For large-scale DX Compose deployments targeting 30,000 concurrent users in AWS, initialize the Kubernetes cluster with 1 master node and 14 worker nodes.
To hold more authenticated users for testing purposes, increase the OpenLDAP pod values. Note that the deployment of the OpenLDAPcontainer in a production environment is not supported.
To optimize the webEngine container, increase the CPU allocation until the container saturates. After the optimal CPU level is determined, increase the number of pods to boost performance.
To improve response times, increase the number of webEngine pods proportionally to the user load. For example, 8 webEngine pods were used for a load of 10,000 concurrent users, and 25 webEngine pods for a load of 30,000 concurrent users.
To maintain DAM performance, add approximately 1-2 additional pods to the DAM service for every 10,000 concurrent users.
To ensure proper load balancing, add 1 additional pod to the HAProxy service for every 10,000 concurrent users.
To manage database connections efficiently, add 1 additional pod to the Persistence Connection Pool service for every 10,000 concurrent users.
For effective data persistence, add 1 additional pod to the Persistence Node service for every 10,000 concurrent users.
To support API requests, add approximately 1 additional pod to the Ring API service for every 10,000 concurrent users.
To improve the response times, perform the Helm upgrade using the webengine-performance-rendering.yaml file. This file is available in the HCL DX Compose Deployment Helm chart. To use this file, complete the following steps:
1. Download the hcl-dx-deployment Helm chart from Harbor.
2. Extract the hcl-dx-deployment-XXX.tgz file.
3. In the extracted folder, navigate to hcl-dx-deployment/performance/webengine-performance-rendering.yaml and copy the webengine-performance-rendering.yaml.
After performing a Helm upgrade using the webengine-performance-rendering.yaml file, the tuned cache values for rendering will be updated.

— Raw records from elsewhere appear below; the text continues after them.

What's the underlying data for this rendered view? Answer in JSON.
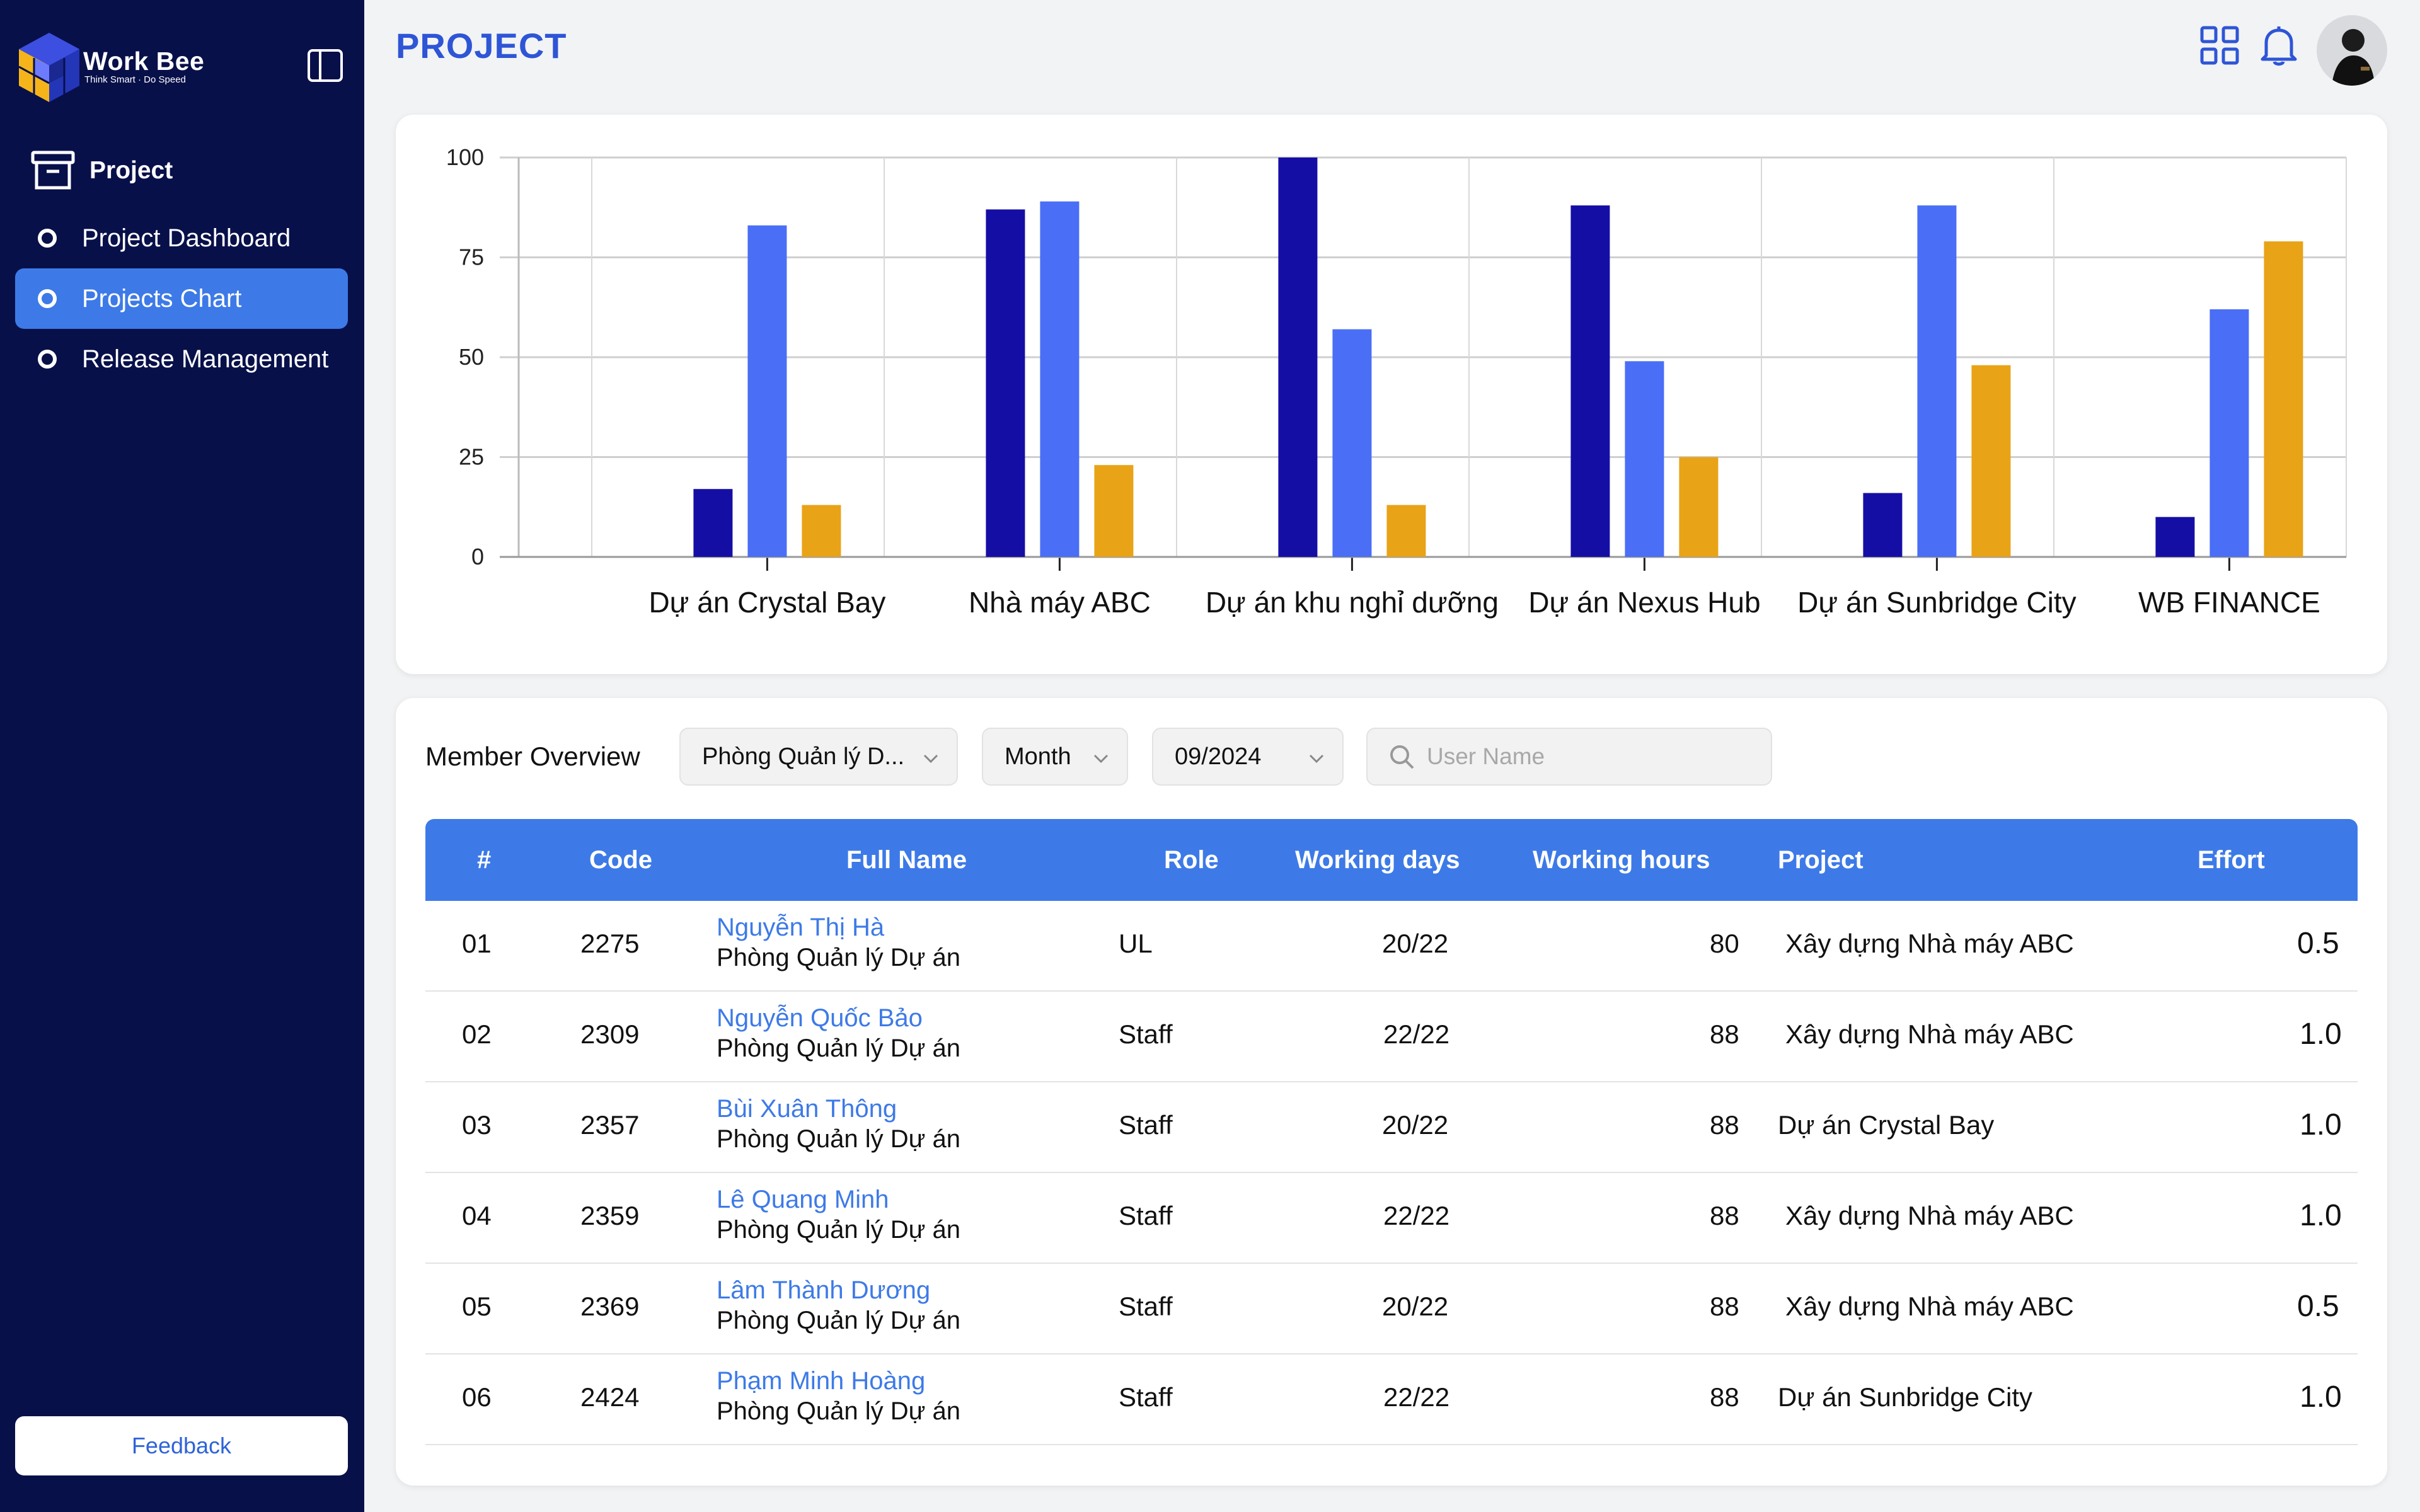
{
  "sidebar": {
    "brand_name": "Work Bee",
    "brand_tagline": "Think Smart · Do Speed",
    "section_label": "Project",
    "items": [
      {
        "label": "Project Dashboard",
        "active": false
      },
      {
        "label": "Projects Chart",
        "active": true
      },
      {
        "label": "Release Management",
        "active": false
      }
    ],
    "feedback_label": "Feedback"
  },
  "header": {
    "title": "PROJECT",
    "icons": [
      "grid-icon",
      "bell-icon",
      "avatar"
    ]
  },
  "chart_data": {
    "type": "bar",
    "categories": [
      "Dự án Crystal Bay",
      "Nhà máy ABC",
      "Dự án khu nghỉ dưỡng",
      "Dự án Nexus Hub",
      "Dự án Sunbridge City",
      "WB FINANCE"
    ],
    "series": [
      {
        "color": "#150ea5",
        "values": [
          17,
          87,
          100,
          88,
          16,
          10
        ]
      },
      {
        "color": "#4a6ef5",
        "values": [
          83,
          89,
          57,
          49,
          88,
          62
        ]
      },
      {
        "color": "#e8a317",
        "values": [
          13,
          23,
          13,
          25,
          48,
          79
        ]
      }
    ],
    "yticks": [
      "0",
      "25",
      "50",
      "75",
      "100"
    ],
    "ylim": [
      0,
      100
    ],
    "grid": true,
    "legend": "none"
  },
  "filters": {
    "label": "Member Overview",
    "department": "Phòng Quản lý D...",
    "period": "Month",
    "date": "09/2024",
    "search_placeholder": "User Name"
  },
  "table": {
    "headers": [
      "#",
      "Code",
      "Full Name",
      "Role",
      "Working days",
      "Working hours",
      "Project",
      "Effort"
    ],
    "rows": [
      {
        "no": "01",
        "code": "2275",
        "name": "Nguyễn Thị Hà",
        "dept": "Phòng Quản lý Dự án",
        "role": "UL",
        "days": "20/22",
        "hours": "80",
        "project": "Xây dựng Nhà máy ABC",
        "effort": "0.5"
      },
      {
        "no": "02",
        "code": "2309",
        "name": "Nguyễn Quốc Bảo",
        "dept": "Phòng Quản lý Dự án",
        "role": "Staff",
        "days": "22/22",
        "hours": "88",
        "project": "Xây dựng Nhà máy ABC",
        "effort": "1.0"
      },
      {
        "no": "03",
        "code": "2357",
        "name": "Bùi Xuân Thông",
        "dept": "Phòng Quản lý Dự án",
        "role": "Staff",
        "days": "20/22",
        "hours": "88",
        "project": "Dự án Crystal Bay",
        "effort": "1.0"
      },
      {
        "no": "04",
        "code": "2359",
        "name": "Lê Quang Minh",
        "dept": "Phòng Quản lý Dự án",
        "role": "Staff",
        "days": "22/22",
        "hours": "88",
        "project": "Xây dựng Nhà máy ABC",
        "effort": "1.0"
      },
      {
        "no": "05",
        "code": "2369",
        "name": "Lâm Thành Dương",
        "dept": "Phòng Quản lý Dự án",
        "role": "Staff",
        "days": "20/22",
        "hours": "88",
        "project": "Xây dựng Nhà máy ABC",
        "effort": "0.5"
      },
      {
        "no": "06",
        "code": "2424",
        "name": "Phạm Minh Hoàng",
        "dept": "Phòng Quản lý Dự án",
        "role": "Staff",
        "days": "22/22",
        "hours": "88",
        "project": "Dự án Sunbridge City",
        "effort": "1.0"
      }
    ]
  }
}
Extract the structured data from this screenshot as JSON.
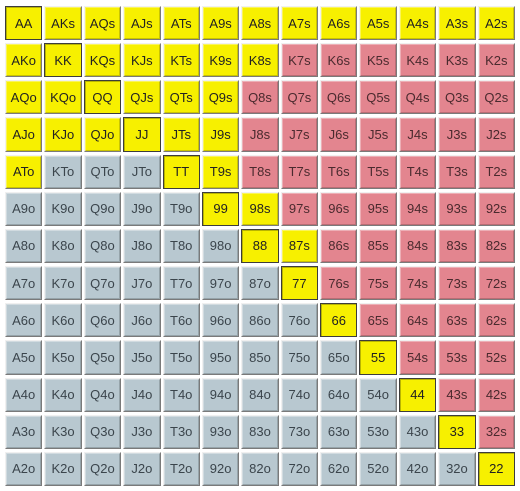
{
  "colors": {
    "selected": "#f7f000",
    "suited": "#e3858f",
    "offsuit": "#b8c8d0"
  },
  "rows": [
    [
      {
        "label": "AA",
        "s": "y"
      },
      {
        "label": "AKs",
        "s": "y"
      },
      {
        "label": "AQs",
        "s": "y"
      },
      {
        "label": "AJs",
        "s": "y"
      },
      {
        "label": "ATs",
        "s": "y"
      },
      {
        "label": "A9s",
        "s": "y"
      },
      {
        "label": "A8s",
        "s": "y"
      },
      {
        "label": "A7s",
        "s": "y"
      },
      {
        "label": "A6s",
        "s": "y"
      },
      {
        "label": "A5s",
        "s": "y"
      },
      {
        "label": "A4s",
        "s": "y"
      },
      {
        "label": "A3s",
        "s": "y"
      },
      {
        "label": "A2s",
        "s": "y"
      }
    ],
    [
      {
        "label": "AKo",
        "s": "y"
      },
      {
        "label": "KK",
        "s": "y"
      },
      {
        "label": "KQs",
        "s": "y"
      },
      {
        "label": "KJs",
        "s": "y"
      },
      {
        "label": "KTs",
        "s": "y"
      },
      {
        "label": "K9s",
        "s": "y"
      },
      {
        "label": "K8s",
        "s": "y"
      },
      {
        "label": "K7s",
        "s": "r"
      },
      {
        "label": "K6s",
        "s": "r"
      },
      {
        "label": "K5s",
        "s": "r"
      },
      {
        "label": "K4s",
        "s": "r"
      },
      {
        "label": "K3s",
        "s": "r"
      },
      {
        "label": "K2s",
        "s": "r"
      }
    ],
    [
      {
        "label": "AQo",
        "s": "y"
      },
      {
        "label": "KQo",
        "s": "y"
      },
      {
        "label": "QQ",
        "s": "y"
      },
      {
        "label": "QJs",
        "s": "y"
      },
      {
        "label": "QTs",
        "s": "y"
      },
      {
        "label": "Q9s",
        "s": "y"
      },
      {
        "label": "Q8s",
        "s": "r"
      },
      {
        "label": "Q7s",
        "s": "r"
      },
      {
        "label": "Q6s",
        "s": "r"
      },
      {
        "label": "Q5s",
        "s": "r"
      },
      {
        "label": "Q4s",
        "s": "r"
      },
      {
        "label": "Q3s",
        "s": "r"
      },
      {
        "label": "Q2s",
        "s": "r"
      }
    ],
    [
      {
        "label": "AJo",
        "s": "y"
      },
      {
        "label": "KJo",
        "s": "y"
      },
      {
        "label": "QJo",
        "s": "y"
      },
      {
        "label": "JJ",
        "s": "y"
      },
      {
        "label": "JTs",
        "s": "y"
      },
      {
        "label": "J9s",
        "s": "y"
      },
      {
        "label": "J8s",
        "s": "r"
      },
      {
        "label": "J7s",
        "s": "r"
      },
      {
        "label": "J6s",
        "s": "r"
      },
      {
        "label": "J5s",
        "s": "r"
      },
      {
        "label": "J4s",
        "s": "r"
      },
      {
        "label": "J3s",
        "s": "r"
      },
      {
        "label": "J2s",
        "s": "r"
      }
    ],
    [
      {
        "label": "ATo",
        "s": "y"
      },
      {
        "label": "KTo",
        "s": "g"
      },
      {
        "label": "QTo",
        "s": "g"
      },
      {
        "label": "JTo",
        "s": "g"
      },
      {
        "label": "TT",
        "s": "y"
      },
      {
        "label": "T9s",
        "s": "y"
      },
      {
        "label": "T8s",
        "s": "r"
      },
      {
        "label": "T7s",
        "s": "r"
      },
      {
        "label": "T6s",
        "s": "r"
      },
      {
        "label": "T5s",
        "s": "r"
      },
      {
        "label": "T4s",
        "s": "r"
      },
      {
        "label": "T3s",
        "s": "r"
      },
      {
        "label": "T2s",
        "s": "r"
      }
    ],
    [
      {
        "label": "A9o",
        "s": "g"
      },
      {
        "label": "K9o",
        "s": "g"
      },
      {
        "label": "Q9o",
        "s": "g"
      },
      {
        "label": "J9o",
        "s": "g"
      },
      {
        "label": "T9o",
        "s": "g"
      },
      {
        "label": "99",
        "s": "y"
      },
      {
        "label": "98s",
        "s": "y"
      },
      {
        "label": "97s",
        "s": "r"
      },
      {
        "label": "96s",
        "s": "r"
      },
      {
        "label": "95s",
        "s": "r"
      },
      {
        "label": "94s",
        "s": "r"
      },
      {
        "label": "93s",
        "s": "r"
      },
      {
        "label": "92s",
        "s": "r"
      }
    ],
    [
      {
        "label": "A8o",
        "s": "g"
      },
      {
        "label": "K8o",
        "s": "g"
      },
      {
        "label": "Q8o",
        "s": "g"
      },
      {
        "label": "J8o",
        "s": "g"
      },
      {
        "label": "T8o",
        "s": "g"
      },
      {
        "label": "98o",
        "s": "g"
      },
      {
        "label": "88",
        "s": "y"
      },
      {
        "label": "87s",
        "s": "y"
      },
      {
        "label": "86s",
        "s": "r"
      },
      {
        "label": "85s",
        "s": "r"
      },
      {
        "label": "84s",
        "s": "r"
      },
      {
        "label": "83s",
        "s": "r"
      },
      {
        "label": "82s",
        "s": "r"
      }
    ],
    [
      {
        "label": "A7o",
        "s": "g"
      },
      {
        "label": "K7o",
        "s": "g"
      },
      {
        "label": "Q7o",
        "s": "g"
      },
      {
        "label": "J7o",
        "s": "g"
      },
      {
        "label": "T7o",
        "s": "g"
      },
      {
        "label": "97o",
        "s": "g"
      },
      {
        "label": "87o",
        "s": "g"
      },
      {
        "label": "77",
        "s": "y"
      },
      {
        "label": "76s",
        "s": "r"
      },
      {
        "label": "75s",
        "s": "r"
      },
      {
        "label": "74s",
        "s": "r"
      },
      {
        "label": "73s",
        "s": "r"
      },
      {
        "label": "72s",
        "s": "r"
      }
    ],
    [
      {
        "label": "A6o",
        "s": "g"
      },
      {
        "label": "K6o",
        "s": "g"
      },
      {
        "label": "Q6o",
        "s": "g"
      },
      {
        "label": "J6o",
        "s": "g"
      },
      {
        "label": "T6o",
        "s": "g"
      },
      {
        "label": "96o",
        "s": "g"
      },
      {
        "label": "86o",
        "s": "g"
      },
      {
        "label": "76o",
        "s": "g"
      },
      {
        "label": "66",
        "s": "y"
      },
      {
        "label": "65s",
        "s": "r"
      },
      {
        "label": "64s",
        "s": "r"
      },
      {
        "label": "63s",
        "s": "r"
      },
      {
        "label": "62s",
        "s": "r"
      }
    ],
    [
      {
        "label": "A5o",
        "s": "g"
      },
      {
        "label": "K5o",
        "s": "g"
      },
      {
        "label": "Q5o",
        "s": "g"
      },
      {
        "label": "J5o",
        "s": "g"
      },
      {
        "label": "T5o",
        "s": "g"
      },
      {
        "label": "95o",
        "s": "g"
      },
      {
        "label": "85o",
        "s": "g"
      },
      {
        "label": "75o",
        "s": "g"
      },
      {
        "label": "65o",
        "s": "g"
      },
      {
        "label": "55",
        "s": "y"
      },
      {
        "label": "54s",
        "s": "r"
      },
      {
        "label": "53s",
        "s": "r"
      },
      {
        "label": "52s",
        "s": "r"
      }
    ],
    [
      {
        "label": "A4o",
        "s": "g"
      },
      {
        "label": "K4o",
        "s": "g"
      },
      {
        "label": "Q4o",
        "s": "g"
      },
      {
        "label": "J4o",
        "s": "g"
      },
      {
        "label": "T4o",
        "s": "g"
      },
      {
        "label": "94o",
        "s": "g"
      },
      {
        "label": "84o",
        "s": "g"
      },
      {
        "label": "74o",
        "s": "g"
      },
      {
        "label": "64o",
        "s": "g"
      },
      {
        "label": "54o",
        "s": "g"
      },
      {
        "label": "44",
        "s": "y"
      },
      {
        "label": "43s",
        "s": "r"
      },
      {
        "label": "42s",
        "s": "r"
      }
    ],
    [
      {
        "label": "A3o",
        "s": "g"
      },
      {
        "label": "K3o",
        "s": "g"
      },
      {
        "label": "Q3o",
        "s": "g"
      },
      {
        "label": "J3o",
        "s": "g"
      },
      {
        "label": "T3o",
        "s": "g"
      },
      {
        "label": "93o",
        "s": "g"
      },
      {
        "label": "83o",
        "s": "g"
      },
      {
        "label": "73o",
        "s": "g"
      },
      {
        "label": "63o",
        "s": "g"
      },
      {
        "label": "53o",
        "s": "g"
      },
      {
        "label": "43o",
        "s": "g"
      },
      {
        "label": "33",
        "s": "y"
      },
      {
        "label": "32s",
        "s": "r"
      }
    ],
    [
      {
        "label": "A2o",
        "s": "g"
      },
      {
        "label": "K2o",
        "s": "g"
      },
      {
        "label": "Q2o",
        "s": "g"
      },
      {
        "label": "J2o",
        "s": "g"
      },
      {
        "label": "T2o",
        "s": "g"
      },
      {
        "label": "92o",
        "s": "g"
      },
      {
        "label": "82o",
        "s": "g"
      },
      {
        "label": "72o",
        "s": "g"
      },
      {
        "label": "62o",
        "s": "g"
      },
      {
        "label": "52o",
        "s": "g"
      },
      {
        "label": "42o",
        "s": "g"
      },
      {
        "label": "32o",
        "s": "g"
      },
      {
        "label": "22",
        "s": "y"
      }
    ]
  ]
}
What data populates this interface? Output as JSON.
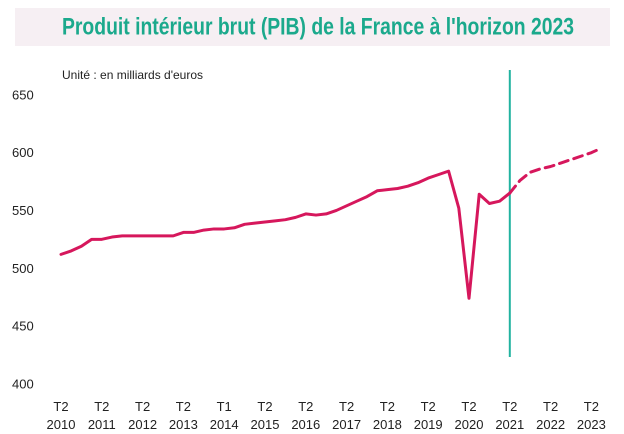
{
  "chart_data": {
    "type": "line",
    "title": "Produit intérieur brut (PIB) de la France à l'horizon 2023",
    "unit_label": "Unité : en milliards d'euros",
    "categories": [
      "T2\n2010",
      null,
      null,
      null,
      "T2\n2011",
      null,
      null,
      null,
      "T2\n2012",
      null,
      null,
      null,
      "T2\n2013",
      null,
      null,
      null,
      "T1\n2014",
      null,
      null,
      null,
      "T2\n2015",
      null,
      null,
      null,
      "T2\n2016",
      null,
      null,
      null,
      "T2\n2017",
      null,
      null,
      null,
      "T2\n2018",
      null,
      null,
      null,
      "T2\n2019",
      null,
      null,
      null,
      "T2\n2020",
      null,
      null,
      null,
      "T2\n2021",
      null,
      null,
      null,
      "T2\n2022",
      null,
      null,
      null,
      "T2\n2023",
      null
    ],
    "series": [
      {
        "color": "#d6175c",
        "dashed": false,
        "values": [
          513,
          516,
          520,
          526,
          526,
          528,
          529,
          529,
          529,
          529,
          529,
          529,
          532,
          532,
          534,
          535,
          535,
          536,
          539,
          540,
          541,
          542,
          543,
          545,
          548,
          547,
          548,
          551,
          555,
          559,
          563,
          568,
          569,
          570,
          572,
          575,
          579,
          582,
          585,
          553,
          475,
          565,
          557,
          559,
          566,
          null,
          null,
          null,
          null,
          null,
          null,
          null,
          null,
          null
        ]
      },
      {
        "color": "#d6175c",
        "dashed": true,
        "values": [
          null,
          null,
          null,
          null,
          null,
          null,
          null,
          null,
          null,
          null,
          null,
          null,
          null,
          null,
          null,
          null,
          null,
          null,
          null,
          null,
          null,
          null,
          null,
          null,
          null,
          null,
          null,
          null,
          null,
          null,
          null,
          null,
          null,
          null,
          null,
          null,
          null,
          null,
          null,
          null,
          null,
          null,
          null,
          null,
          566,
          577,
          584,
          587,
          589,
          592,
          595,
          598,
          601,
          605
        ]
      }
    ],
    "ylim": [
      400,
      650
    ],
    "yticks": [
      400,
      450,
      500,
      550,
      600,
      650
    ],
    "marker_color": "#22b3a0",
    "title_color": "#1ba98c",
    "grid": false
  }
}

Recommended heap size configuration

To ensure optimal performance and stability of HCL DX on Kubernetes, it is essential for you to configure JVM heap memory and pod resource limits correctly. Refer to the following best practices when tuning memory allocation.

Note

Do not set your JVM heap size larger than the allotted memory for the pod.

Ensure your minimum heap size (-Xms) is equal to your maximum heap size (-Xmx).
- Setting the minimum and maximum heap sizes to the same value prevents the JVM from dynamically requesting additional memory (malloc()).
- This eliminates the overhead of heap expansion and improves performance consistency.
Ensure the Kubernetes pod resource limits match the JVM heap settings
- The requested memory (requests.memory) should match the limit (limits.memory) in the pod specification.
- This ensures that the container is allocated a fixed memory block and prevents unexpected memory reallocation, which could lead to performance degradation or out-of-memory (OOM) errors.
Determine the final memory requirements based on load testing
- To determine the optimal memory configuration, you should conduct local testing with your specific portlets, pages, and customizations. You should also perform synthetic load testing using tools like JMeter to simulate realistic usage scenarios.
- The required memory is highly dependent on Service Level Agreements (SLAs) and transaction rates.
- A minimum of 3.5GB is recommended, but higher memory allocations may be necessary depending on actual usage patterns.